Named Morphology, the five-storey building is situated on a narrow plot along one of its busiest streets. The strict dimensions of the plot impose a regular layout to a discontinuous context, trying to define it through a concrete geometrical form.
The 2,400-square-metre building features various functions, including a retail space, office and cafeteria with an interior botanic garden - which creates an intimate atmosphere compared to other stores and retail spaces.
The architects arrange different functions vertically by scattering the program across five levels. The entrance threshold announces two routes from the street: one to the retail areas and another segregated “inner street”.

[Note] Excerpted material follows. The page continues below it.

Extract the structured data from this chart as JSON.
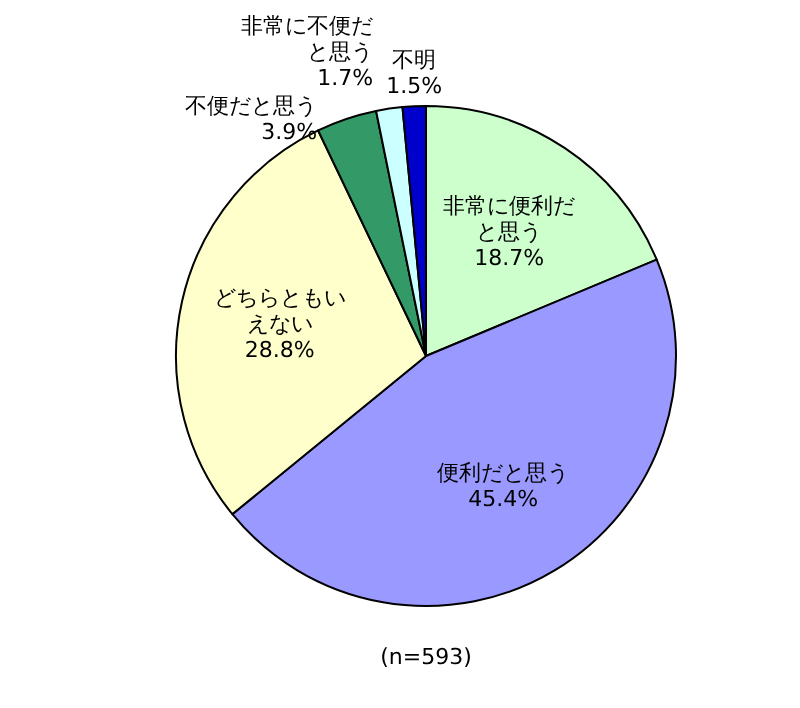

The latter allows passers-by to enter through a botanical garden at the end of the plot that takes up the whole height of the building. This promenade ends at the cafeteria on the last level. It’s a space contained on the sides but open to the sky.
The first three levels of the building - devoted to retail and exhibition spaces - which are also linked by open stairs encompassing double and triple heights.
The studio uses a perforated skin for the exterior of the building to regulate the interior climate, solar incidence and create a sense of depth by using perforated envelope to the east facade. The architects described the devise as "veranda", taking cues from the traditional balconies of Lima due to its special pattern.
"This device avoids the use of curtain walls and also takes reference from the typical balconies of Lima: where you could see without being seen. Only this time it’s made from precast concrete blocks," said Nómena Arquitectos.